Persistent state transfer with a shared cache loader does not make sense, as the same persistent store that provides the data will just end up receiving it. Therefore, if a shared cache loader is used, the cache will not allow a persistent state transfer even if a cache loader has fetchPersistentState set to true .
Which of these types of state transfer is appropriate depends on the usage of the cache.
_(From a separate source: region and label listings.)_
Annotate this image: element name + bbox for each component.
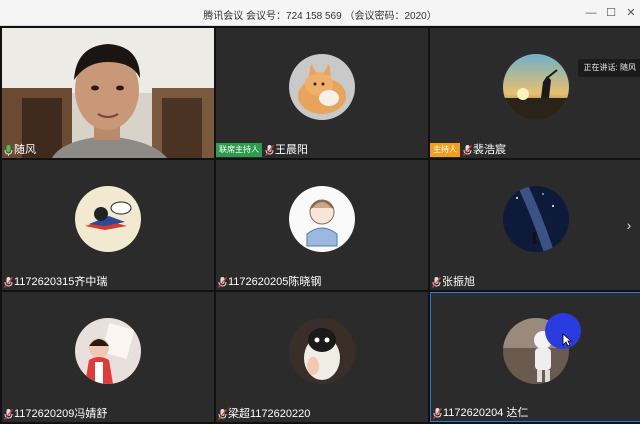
window-title: 腾讯会议 会议号：724 158 569 （会议密码：2020） — [203, 11, 437, 22]
speaking-indicator: 正在讲话: 随风 — [577, 59, 640, 77]
participant-namebar: 随风 — [2, 142, 40, 158]
participant-namebar: 梁超1172620220 — [216, 406, 314, 422]
participant-namebar: 联席主持人 王晨阳 — [216, 142, 312, 158]
participant-tile[interactable]: › 张振旭 — [430, 160, 640, 290]
mic-muted-icon — [431, 405, 443, 421]
mic-muted-icon — [430, 274, 442, 290]
participant-name: 1172620315齐中瑞 — [14, 276, 108, 288]
participant-namebar: 1172620205陈晓钢 — [216, 274, 325, 290]
participant-tile[interactable]: 1172620205陈晓钢 — [216, 160, 428, 290]
mic-on-icon — [2, 142, 14, 158]
participant-tile-video[interactable]: 随风 — [2, 28, 214, 158]
mic-muted-icon — [2, 274, 14, 290]
participant-namebar: 1172620315齐中瑞 — [2, 274, 111, 290]
mic-muted-icon — [461, 142, 473, 158]
participant-tile[interactable]: 1172620315齐中瑞 — [2, 160, 214, 290]
participant-namebar: 1172620209冯婧舒 — [2, 406, 111, 422]
participant-name: 梁超1172620220 — [228, 408, 311, 420]
mic-muted-icon — [2, 406, 14, 422]
mic-muted-icon — [263, 142, 275, 158]
participant-namebar: 主持人 裴浩宸 — [430, 142, 510, 158]
avatar — [289, 54, 355, 120]
participant-name: 张振旭 — [442, 276, 475, 288]
participant-namebar: 1172620204 达仁 — [431, 405, 532, 421]
avatar — [289, 318, 355, 384]
participant-tile[interactable]: 梁超1172620220 — [216, 292, 428, 422]
participant-name: 1172620209冯婧舒 — [14, 408, 108, 420]
avatar — [503, 186, 569, 252]
title-bar: 腾讯会议 会议号：724 158 569 （会议密码：2020） — ☐ ✕ — [0, 0, 640, 26]
participant-name: 王晨阳 — [275, 144, 308, 156]
participant-name: 裴浩宸 — [473, 144, 506, 156]
participant-tile[interactable]: 联席主持人 王晨阳 — [216, 28, 428, 158]
mic-muted-icon — [216, 274, 228, 290]
participant-tile-selected[interactable]: 1172620204 达仁 — [430, 292, 640, 422]
participant-name: 1172620205陈晓钢 — [228, 276, 322, 288]
avatar — [503, 54, 569, 120]
mouse-cursor-icon — [562, 333, 572, 347]
participant-tile[interactable]: 主持人 裴浩宸 正在讲话: 随风 — [430, 28, 640, 158]
participant-name: 1172620204 达仁 — [443, 407, 529, 419]
camera-video — [2, 28, 214, 158]
avatar — [75, 318, 141, 384]
participant-tile[interactable]: 1172620209冯婧舒 — [2, 292, 214, 422]
close-button[interactable]: ✕ — [618, 0, 640, 26]
avatar — [75, 186, 141, 252]
next-page-arrow-icon[interactable]: › — [620, 213, 638, 237]
mic-muted-icon — [216, 406, 228, 422]
video-grid: 随风 联席主持人 王晨阳 主持人 裴浩宸 正在讲话: 随风 1172620315… — [0, 26, 640, 424]
co-host-badge: 联席主持人 — [216, 143, 262, 157]
participant-namebar: 张振旭 — [430, 274, 479, 290]
host-badge: 主持人 — [430, 143, 460, 157]
participant-name: 随风 — [14, 144, 36, 156]
avatar — [289, 186, 355, 252]
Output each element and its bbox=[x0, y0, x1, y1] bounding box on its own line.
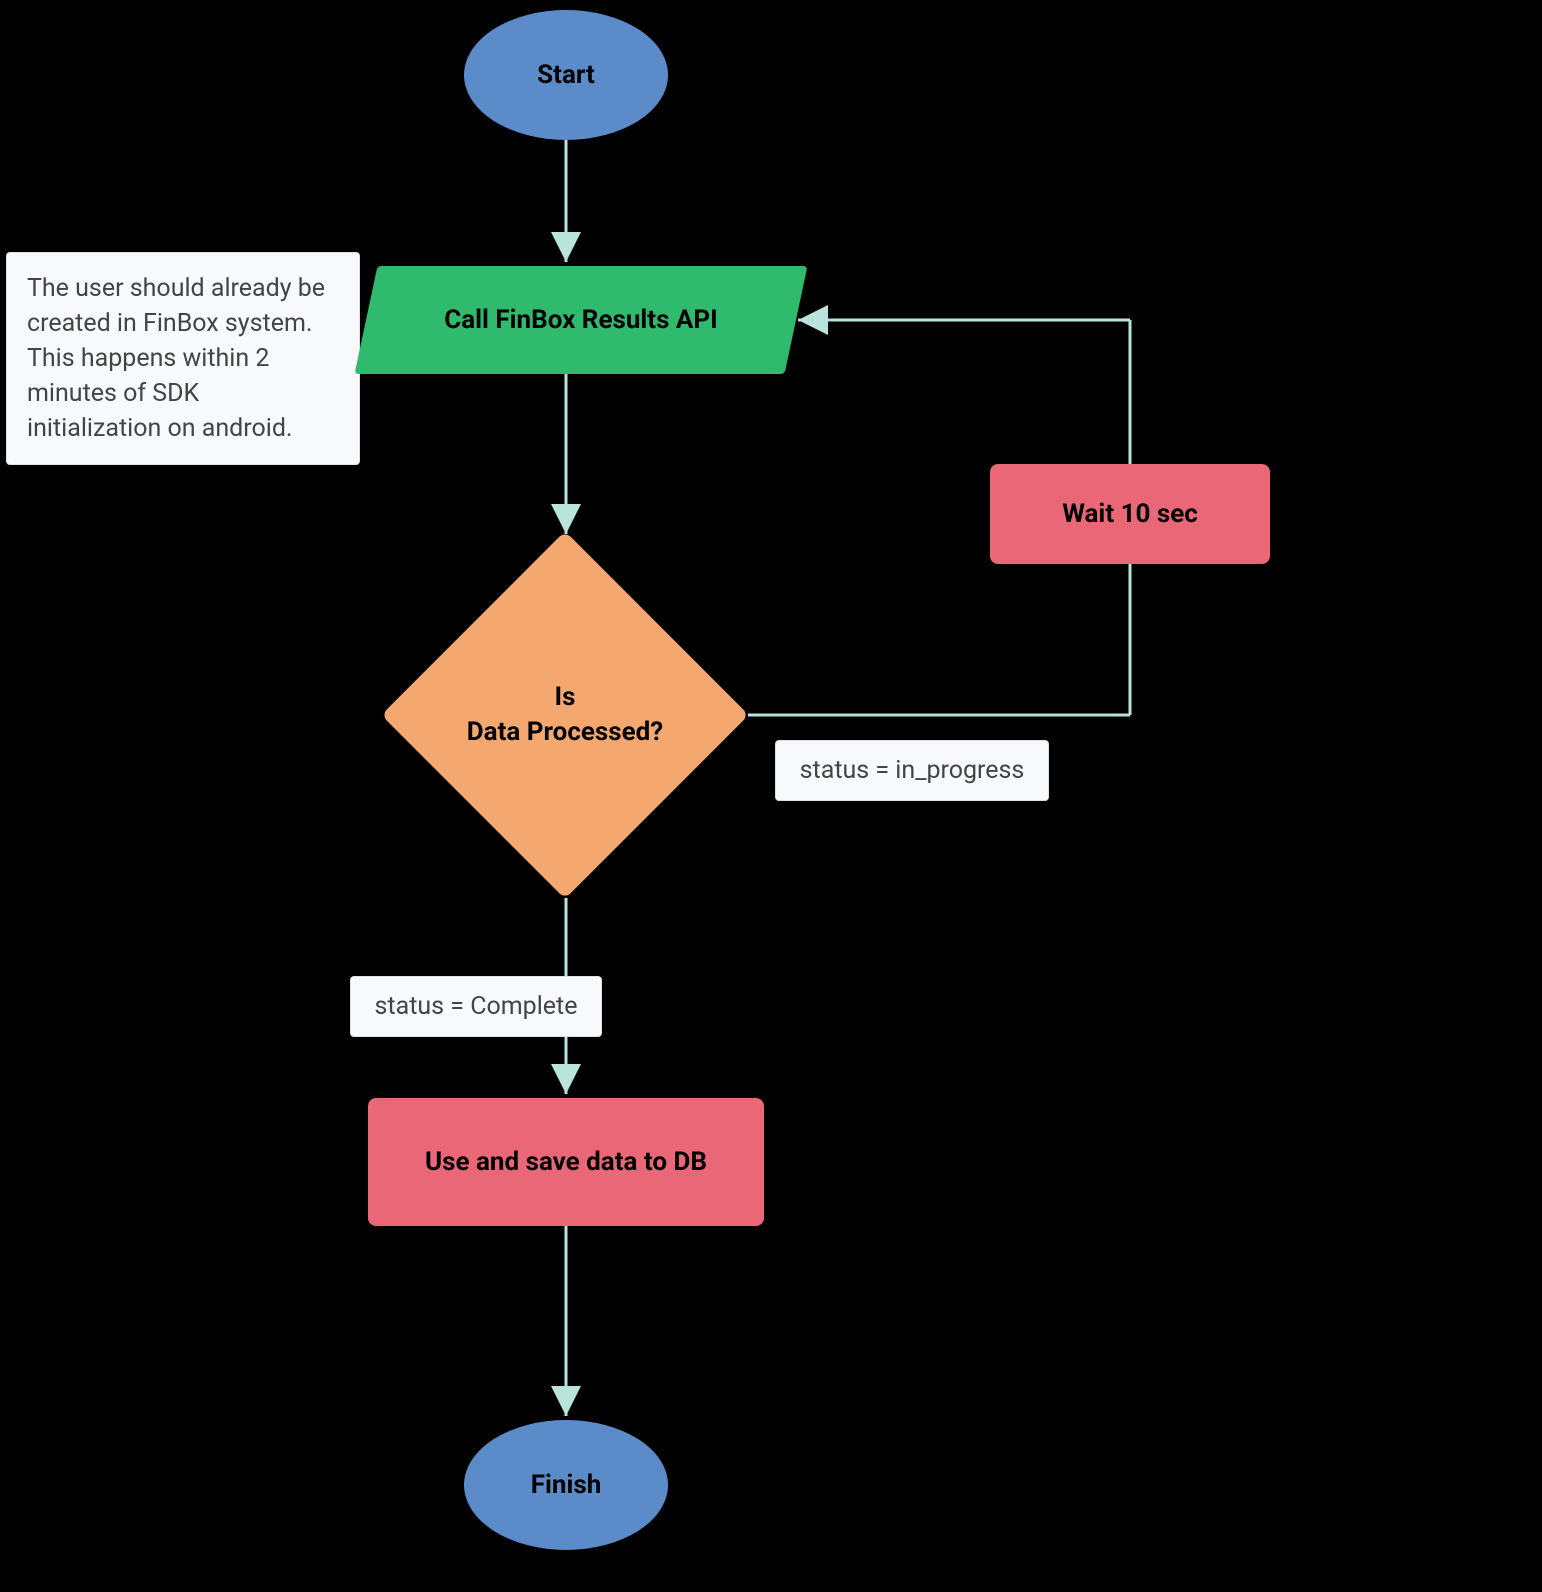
finish-label: Finish bbox=[531, 1470, 602, 1500]
decision-line1: Is bbox=[555, 682, 576, 712]
note-in-progress-text: status = in_progress bbox=[800, 753, 1025, 788]
flowchart: Start The user should already be created… bbox=[0, 0, 1542, 1592]
save-db-label: Use and save data to DB bbox=[425, 1147, 707, 1177]
decision-line2: Data Processed? bbox=[467, 717, 663, 747]
note-complete: status = Complete bbox=[350, 976, 602, 1037]
wait-node: Wait 10 sec bbox=[990, 464, 1270, 564]
finish-node: Finish bbox=[464, 1420, 668, 1550]
decision-node: Is Data Processed? bbox=[380, 530, 750, 900]
start-label: Start bbox=[537, 60, 595, 90]
start-node: Start bbox=[464, 10, 668, 140]
connectors bbox=[0, 0, 1542, 1592]
note-complete-text: status = Complete bbox=[375, 989, 578, 1024]
decision-label: Is Data Processed? bbox=[467, 680, 663, 750]
call-api-label: Call FinBox Results API bbox=[444, 305, 718, 335]
note-in-progress: status = in_progress bbox=[775, 740, 1049, 801]
save-db-node: Use and save data to DB bbox=[368, 1098, 764, 1226]
call-api-node: Call FinBox Results API bbox=[366, 266, 796, 374]
note-user-created: The user should already be created in Fi… bbox=[6, 252, 360, 465]
note-user-text: The user should already be created in Fi… bbox=[27, 271, 339, 446]
wait-label: Wait 10 sec bbox=[1062, 499, 1198, 529]
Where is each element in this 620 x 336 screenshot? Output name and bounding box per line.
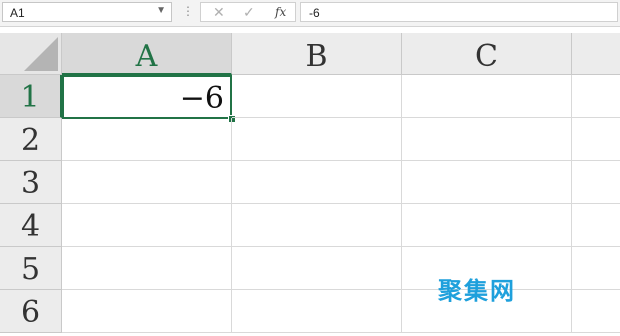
cell-b3[interactable] xyxy=(232,161,402,204)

If a write-through cache loader is used, the current cache state is fully represented by the persistent state. Data may have been evicted from the in-memory state, but it will still be in the persistent store. In this case, if the cache loader is not shared, persistent state transfer is used to ensure the new cache has the correct state. In-memory state can be transferred as well if the desire is to have a "hot" cache -- one that has all relevant data in memory when the cache begins providing service. (Note that the <cacheloader><preload> element in the CacheLoaderConfig configuration parameter can be used as well to provide a "warm" or "hot" cache without requiring an in-memory state transfer. This approach somewhat reduces the burden on the cache instance providing state, but increases the load on the persistent store on the recipient side.)
If a cache loader is used with passivation, the full representation of the state can only be obtained by combining the in-memory (i.e. non-passivated) and persistent (i.e. passivated) states. Therefore an in-memory state transfer is necessary. A persistent state transfer is necessary if the cache loader is not shared.
If no cache loader is used and the cache is solely a write-aside cache (i.e. one that is used to cache data that can also be found in a persistent store, e.g. a database), whether or not in-memory state should be transferred depends on whether or not a "hot" cache is desired.
To ensure state transfer behaves as expected, it is important that all nodes in the cluster are configured with the same settings for persistent and transient state. This is because byte array based transfers, when requested, rely only on the requester's configuration while stream based transfers rely on both the requester and sender's configuration, and this is expected to be identical.
 The longest operating cache instance is always, in JGroups terms, the coordinator.